KEELING: I went to film lions hunting elephants for Planet Earth I and I suppose if I’m really honest, I wasn’t sure we were going to get it, it was a bit of a gamble. I thought we might just get lions in the morning feeding on an elephant carcass. We did get it, and it was an incredible revelation. We were maybe five meters away—the lions were right there. They were a bit cross with us, but they tolerated us. I was in an open-back vehicle, and the lions could have jumped up there at any point. It was a revelation because no one had ever seen what we’d filmed. But it was also a revelation because I wanted to get this behavior. I had thought about what I would feel seeing a big animal like an elephant being brought down. When I saw it I thought, this is shocking. We edited it very sensitively. To be there [while it’s happening] is quite a drama. It’s the middle of the night and you have elephants running just past your vehicle and lions charging around. It’s quite an emotionally charged place. And you’re not quite sure who you want to win. If the lions don’t get their food, the cubs will starve. But if an elephant is brought down, it’s a big beautiful animal. It’s a very confusing situation. That was quite a revelation.

TV REAL: What projects are you working on at the NHU now?
KEELING: I spent two years working on Planet Earth II and now I’m doing a series called Seven Worlds. That’s taking up quite a lot of time. There will be 110 to 120 expeditions to film all of it. I myself will go on three or four of them. Putting that team together and coming up with the ideas takes a long time. I also run the children’s department for NHU, which is exciting. That’s our new audience. Lots of them watch things like Planet Earth II anyway, but it’s nice inspiring a new audience to love wildlife.
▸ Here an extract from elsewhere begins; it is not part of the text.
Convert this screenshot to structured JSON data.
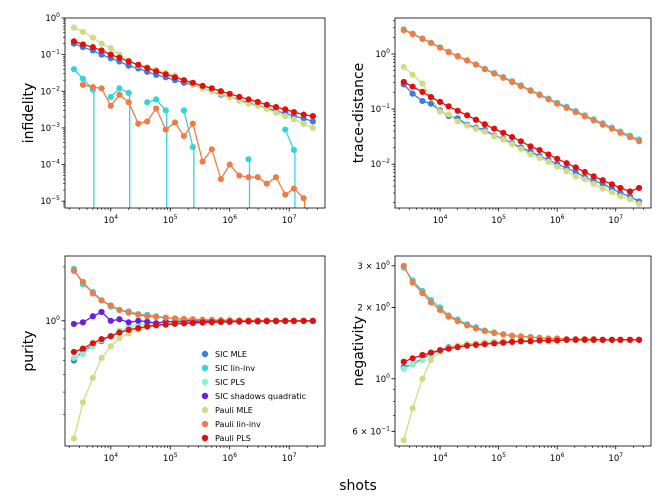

And there’s a lot more freedom within that. We make Andy’s Dinosaur Adventures, Deadly…, Naomi’s Nightmares of Nature. We’re doing a dinosaur drama. We do lots of VFX. We’re doing a talking animals show where it’s an observational documentary set in a zoo, but it’s a comedy. The vets tell you about how they look after animals and the keepers will tell you how to feed them. That is all genuine footage, and then you cut to the animal and the animal tells you their point of view. It’s brilliant CGI. We’ve worked with some fantastic animators in Bristol. So there’s a real range of content. We’ve been doing music raps, like how to say the dinosaur names, for YouTube. Some of them have a couple of million hits on them. We’re taking David Attenborough’s genuine life stories and we’ve made him into an animated character for the Storytime app. We work on all sorts of platforms.